AFGHANISTAN: Three Afghans died from exposure in freezing temperatures in the western province of Herat while trying to illegally enter Iran, a local army official said on Saturday.
“Three people who wanted to illegally cross the Iran-Afghanistan border have died because of the cold weather,” the Afghan army official told AFP on condition of anonymity.
He added that a shepherd was also found dead in the mountainous area of Kohsan from the cold.
The migrants were part of a group that attempted to cross into Iran on Wednesday and was stopped by Afghan border forces.
“Searches took place on Wednesday night, but the bodies were only found on Thursday,” the army official said.

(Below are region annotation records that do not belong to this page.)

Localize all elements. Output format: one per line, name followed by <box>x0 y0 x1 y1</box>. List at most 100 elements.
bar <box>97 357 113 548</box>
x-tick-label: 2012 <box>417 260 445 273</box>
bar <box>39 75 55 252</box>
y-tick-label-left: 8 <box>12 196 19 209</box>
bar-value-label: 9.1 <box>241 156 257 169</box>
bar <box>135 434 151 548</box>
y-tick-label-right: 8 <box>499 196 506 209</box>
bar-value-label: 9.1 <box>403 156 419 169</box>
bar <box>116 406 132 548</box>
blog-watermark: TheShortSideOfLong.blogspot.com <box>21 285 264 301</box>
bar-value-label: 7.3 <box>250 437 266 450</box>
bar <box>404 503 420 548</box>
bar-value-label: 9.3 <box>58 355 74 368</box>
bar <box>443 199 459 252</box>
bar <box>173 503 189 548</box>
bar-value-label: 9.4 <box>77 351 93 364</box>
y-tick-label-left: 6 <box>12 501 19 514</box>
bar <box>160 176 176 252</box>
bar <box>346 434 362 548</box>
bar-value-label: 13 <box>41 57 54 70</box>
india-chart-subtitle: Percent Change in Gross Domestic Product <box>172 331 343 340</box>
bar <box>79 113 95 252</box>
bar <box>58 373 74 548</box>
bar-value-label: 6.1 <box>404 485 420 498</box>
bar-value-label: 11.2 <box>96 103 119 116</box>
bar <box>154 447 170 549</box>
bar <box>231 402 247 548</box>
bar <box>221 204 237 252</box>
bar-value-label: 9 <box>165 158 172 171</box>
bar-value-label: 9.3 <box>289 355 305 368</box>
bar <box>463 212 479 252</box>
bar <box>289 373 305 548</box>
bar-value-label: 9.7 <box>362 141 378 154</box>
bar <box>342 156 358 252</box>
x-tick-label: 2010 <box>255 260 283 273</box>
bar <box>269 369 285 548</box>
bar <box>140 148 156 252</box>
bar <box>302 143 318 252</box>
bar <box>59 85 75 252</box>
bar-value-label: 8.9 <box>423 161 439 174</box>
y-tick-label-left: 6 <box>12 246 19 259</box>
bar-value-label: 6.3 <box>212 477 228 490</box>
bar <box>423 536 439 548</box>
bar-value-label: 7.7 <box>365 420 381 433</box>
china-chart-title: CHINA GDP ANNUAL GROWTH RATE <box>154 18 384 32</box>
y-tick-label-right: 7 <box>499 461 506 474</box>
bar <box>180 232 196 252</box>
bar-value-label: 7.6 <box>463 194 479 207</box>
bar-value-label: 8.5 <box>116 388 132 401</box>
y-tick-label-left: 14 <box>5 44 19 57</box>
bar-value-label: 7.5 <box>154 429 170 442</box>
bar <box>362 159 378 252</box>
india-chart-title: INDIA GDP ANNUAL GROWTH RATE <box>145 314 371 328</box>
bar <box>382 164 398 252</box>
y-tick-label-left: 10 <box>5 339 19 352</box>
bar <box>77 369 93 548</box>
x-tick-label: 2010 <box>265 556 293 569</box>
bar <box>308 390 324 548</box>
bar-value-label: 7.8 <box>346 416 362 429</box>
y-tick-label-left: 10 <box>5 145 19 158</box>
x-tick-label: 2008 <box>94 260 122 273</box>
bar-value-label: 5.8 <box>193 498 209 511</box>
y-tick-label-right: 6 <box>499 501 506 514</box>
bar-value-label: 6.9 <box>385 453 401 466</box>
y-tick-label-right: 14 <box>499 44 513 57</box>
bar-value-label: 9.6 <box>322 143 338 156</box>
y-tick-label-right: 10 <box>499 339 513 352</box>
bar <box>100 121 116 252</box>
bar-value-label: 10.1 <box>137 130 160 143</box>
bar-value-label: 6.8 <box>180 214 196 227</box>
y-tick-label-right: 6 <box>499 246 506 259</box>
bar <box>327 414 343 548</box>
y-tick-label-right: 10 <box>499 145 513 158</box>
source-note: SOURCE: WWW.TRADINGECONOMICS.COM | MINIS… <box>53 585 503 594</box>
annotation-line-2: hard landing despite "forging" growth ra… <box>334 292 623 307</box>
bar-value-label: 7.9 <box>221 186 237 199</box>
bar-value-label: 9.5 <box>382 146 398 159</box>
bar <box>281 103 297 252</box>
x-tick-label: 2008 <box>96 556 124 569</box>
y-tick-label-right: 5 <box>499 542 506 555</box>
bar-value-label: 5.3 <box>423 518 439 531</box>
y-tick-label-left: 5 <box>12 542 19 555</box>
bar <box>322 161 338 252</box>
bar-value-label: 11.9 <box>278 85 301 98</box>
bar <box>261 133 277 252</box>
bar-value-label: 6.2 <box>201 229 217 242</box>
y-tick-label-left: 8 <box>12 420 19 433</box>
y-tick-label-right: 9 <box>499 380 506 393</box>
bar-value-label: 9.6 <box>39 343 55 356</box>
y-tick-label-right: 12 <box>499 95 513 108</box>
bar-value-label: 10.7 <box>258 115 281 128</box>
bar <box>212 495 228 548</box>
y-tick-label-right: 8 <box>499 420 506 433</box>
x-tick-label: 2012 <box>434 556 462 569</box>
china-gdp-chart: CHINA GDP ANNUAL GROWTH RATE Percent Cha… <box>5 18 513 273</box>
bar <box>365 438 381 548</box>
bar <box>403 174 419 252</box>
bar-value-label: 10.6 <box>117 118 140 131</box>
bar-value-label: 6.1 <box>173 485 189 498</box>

More than 1.8 million Afghans were forced to return to Afghanistan by the Iranian authorities between January and the end of November 2025, according to the latest figures from the United Nations refugee agency (UNHCR), which said that the majority were “forced and coerced returns.”
“These mass returns in adverse circumstances have strained Afghanistan’s already overstretched resources and services” which leads to “risks of onward and new displacement, including return movements back into Pakistan and Iran and onward,” UNHCR posted on its site dedicated to Afghanistan’s situation.
This week, Amnesty International called on countries to stop forcibly returning people to Afghanistan, citing a “real risk of serious harm for returnees.”
Hit by two major earthquakes in recent months and highly vulnerable to climate change, Afghanistan faces multiple challenges.
It is subject to international sanctions particularly due to the exclusion of women from many jobs and public places, described by the UN as “gender apartheid.”
More than 17 million people in the country are facing acute food insecurity, the UN World Food Programme said Tuesday.